If left untreated, kidney stones can cause urinary tract infections, severe pain, loss of kidney function, or blood in the urine. While there are several different types of kidney stones, there are groups of people who are more susceptible to this condition. For example, those on certain medications are chronically inflamed, obese, already have kidney complications, or simply do not drink enough water.
Kidney or kidney cancer is a less common kidney -related disease. It occurs when kidney cells become cancerous and grow uncontrollably to form a tumor.
According to WebMD, most kidney cancers first appear in the lining of tiny tubes in the kidney (a type of cancer called renal cell carcinoma). This type of cancer tends to affect more people over the age of 40 . Especially those with kidney problems, high blood pressure, lymphoma, frequent prescription drug use, and certain genetic diseases associated with the kidney.
Symptoms include blood in the urine, unexplained weight loss and loss of appetite, swelling in the legs, and pain in the side that doesn’t go away.
One of the 6 kidney problems are kidney cysts. Kidney cysts are another kidney-related complication in which fluid-filled sacs form in the kidneys. Simple kidney cysts are known to be different from those that develop in someone with polycystic kidney disease, which is a genetic disorder.
Simple kidney cysts do not enlarge the kidneys, replace their normal structure, and do not cause a decrease in kidney function, like cysts in people with polyclinic disease.

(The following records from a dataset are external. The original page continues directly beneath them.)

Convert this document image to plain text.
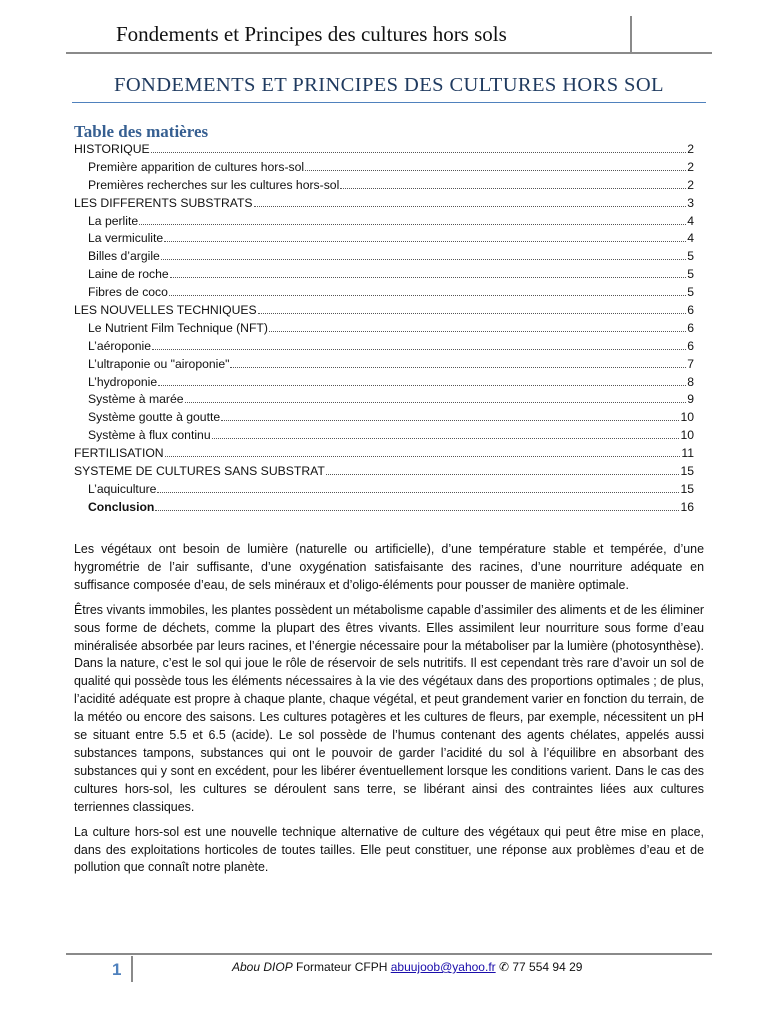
Fondements et Principes des cultures hors sols
FONDEMENTS ET PRINCIPES DES CULTURES HORS SOL
Table des matières
HISTORIQUE	2
Première apparition de cultures hors-sol	2
Premières recherches sur les cultures hors-sol	2
LES DIFFERENTS SUBSTRATS	3
La perlite	4
La vermiculite	4
Billes d’argile	5
Laine de roche	5
Fibres de coco	5
LES NOUVELLES TECHNIQUES	6
Le Nutrient Film Technique (NFT)	6
L’aéroponie	6
L’ultraponie ou "airoponie"	7
L’hydroponie	8
Système à marée	9
Système goutte à goutte	10
Système à flux continu	10
FERTILISATION	11
SYSTEME DE CULTURES SANS SUBSTRAT	15
L’aquiculture	15
Conclusion	16

Les végétaux ont besoin de lumière (naturelle ou artificielle), d’une température stable et tempérée, d’une hygrométrie de l’air suffisante, d’une oxygénation satisfaisante des racines, d’une nourriture adéquate en suffisance composée d’eau, de sels minéraux et d’oligo-éléments pour pousser de manière optimale.

Êtres vivants immobiles, les plantes possèdent un métabolisme capable d’assimiler des aliments et de les éliminer sous forme de déchets, comme la plupart des êtres vivants. Elles assimilent leur nourriture sous forme d’eau minéralisée absorbée par leurs racines, et l’énergie nécessaire pour la métaboliser par la lumière (photosynthèse). Dans la nature, c’est le sol qui joue le rôle de réservoir de sels nutritifs. Il est cependant très rare d’avoir un sol de qualité qui possède tous les éléments nécessaires à la vie des végétaux dans des proportions optimales ; de plus, l’acidité adéquate est propre à chaque plante, chaque végétal, et peut grandement varier en fonction du terrain, de la météo ou encore des saisons. Les cultures potagères et les cultures de fleurs, par exemple, nécessitent un pH se situant entre 5.5 et 6.5 (acide). Le sol possède de l’humus contenant des agents chélates, appelés aussi substances tampons, substances qui ont le pouvoir de garder l’acidité du sol à l’équilibre en absorbant des substances qui y sont en excédent, pour les libérer éventuellement lorsque les conditions varient. Dans le cas des cultures hors-sol, les cultures se déroulent sans terre, se libérant ainsi des contraintes liées aux cultures terriennes classiques.

La culture hors-sol est une nouvelle technique alternative de culture des végétaux qui peut être mise en place, dans des exploitations horticoles de toutes tailles. Elle peut constituer, une réponse aux problèmes d’eau et de pollution que connaît notre planète.

1	Abou DIOP Formateur CFPH abuujoob@yahoo.fr ✆ 77 554 94 29
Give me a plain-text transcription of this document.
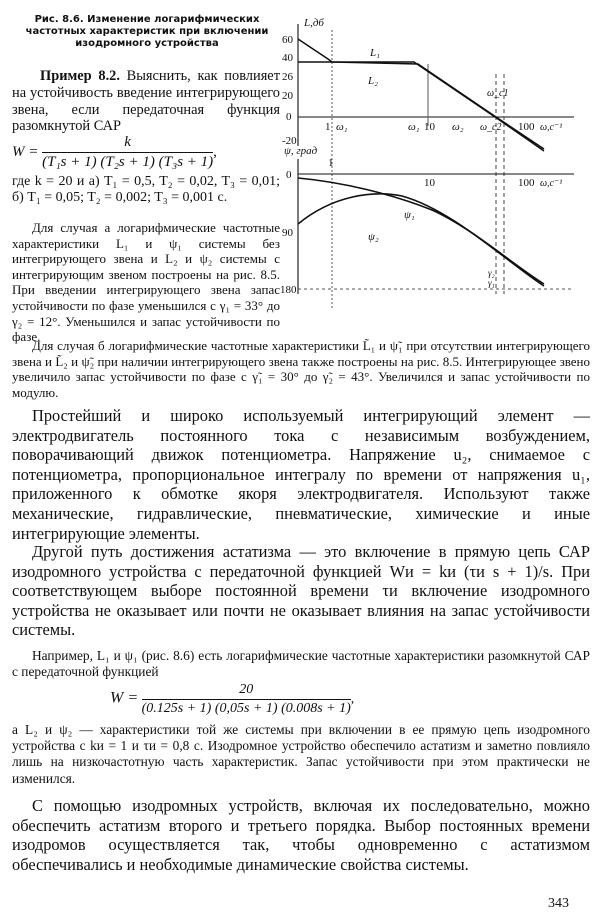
Рис. 8.6. Изменение логарифмических частотных характеристик при включении изодромного устройства
L,дб
60
40
26
20
0
-20
1 ω₁	ω₁ 10 ω₂ ω_c2 100 ω,c⁻¹
ω_c1
L₁
L₂
ψ, град
0
90
180
1
10	100 ω,c⁻¹
ψ₁
ψ₂
γ₂
γ₁
Пример 8.2. Выяснить, как повлияет на устойчивость введение интегрирующего звена, если передаточная функция разомкнутой САР
$W = \frac{k}{\text{(T₁s + 1) (T₂s + 1) (T₃s + 1)}}$ ,
где k = 20 и а) T₁ = 0,5, T₂ = 0,02, T₃ = 0,01; б) T₁ = 0,05; T₂ = 0,002; T₃ = 0,001 с.
Для случая а логарифмические частотные характеристики L₁ и ψ₁ системы без интегрирующего звена и L₂ и ψ₂ системы с интегрирующим звеном построены на рис. 8.5. При введении интегрирующего звена запас устойчивости по фазе уменьшился с γ₁ = 33° до γ₂ = 12°. Уменьшился и запас устойчивости по фазе.
Для случая б логарифмические частотные характеристики L̃₁ и ψ̃₁ при отсутствии интегрирующего звена и L̃₂ и ψ̃₂ при наличии интегрирующего звена также построены на рис. 8.5. Интегрирующее звено увеличило запас устойчивости по фазе с γ̃₁ = 30° до γ̃₂ = 43°. Увеличился и запас устойчивости по модулю.
Простейший и широко используемый интегрирующий элемент — электродвигатель постоянного тока с независимым возбуждением, поворачивающий движок потенциометра. Напряжение u₂, снимаемое с потенциометра, пропорциональное интегралу по времени от напряжения u₁, приложенного к обмотке якоря электродвигателя. Используют также механические, гидравлические, пневматические, химические и иные интегрирующие элементы.
Другой путь достижения астатизма — это включение в прямую цепь САР изодромного устройства с передаточной функцией Wи = kи (τи s + 1)/s. При соответствующем выборе постоянной времени τи включение изодромного устройства не оказывает или почти не оказывает влияния на запас устойчивости системы.
Например, L₁ и ψ₁ (рис. 8.6) есть логарифмические частотные характеристики разомкнутой САР с передаточной функцией
$W = \frac{20}{(0.125s + 1) (0,05s + 1) (0.008s + 1)}$ ,
а L₂ и ψ₂ — характеристики той же системы при включении в ее прямую цепь изодромного устройства с kи = 1 и τи = 0,8 с. Изодромное устройство обеспечило астатизм и заметно повлияло лишь на низкочастотную часть характеристик. Запас устойчивости при этом практически не изменился.
С помощью изодромных устройств, включая их последовательно, можно обеспечить астатизм второго и третьего порядка. Выбор постоянных времени изодромов осуществляется так, чтобы одновременно с астатизмом обеспечивались и необходимые динамические свойства системы.
343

Like other kidney problems, they are more common in people with age, as 50 percent of people age 50 and older have simple kidney cysts. These cysts are usually asymptomatic, but can cause discomfort if they rub against other organs; the resulting cysts usually do not require treatment.
Lupus is a kidney-related disease that results from systemic lupus erythematosus, an autoimmune disease. This disease causes healthy body tissues to attack themselves, including organs such as the kidneys.
Lupus is more common in women and men who are in the minority group. Symptoms include frothy urine and swelling, and in a broader sense, lupus symptoms can also include joint pain, muscle pain, and unreasonable fever.
As with other kidney-related diseases, lupus nephritis can be treated by monitoring blood and urine tests to look for abnormal protein levels or blood traces.
Kidney infections are another disease in which bacteria or viruses attack one or both of your kidneys as a result of an initial infection of the lower urinary tract or bladder.
Studies show that kidney infections account for the majority of the 100,000 hospital visits for UTIs each year. Kidney infections can be very painful and can cause high blood pressure, kidney failure, or permanent scarring of the kidneys.
Important : All information provided on the Quiettrend.com website is for information only and does not replace consultation, diagnosis or professional medical attention. If you have any health problems, contact your specialist immediately.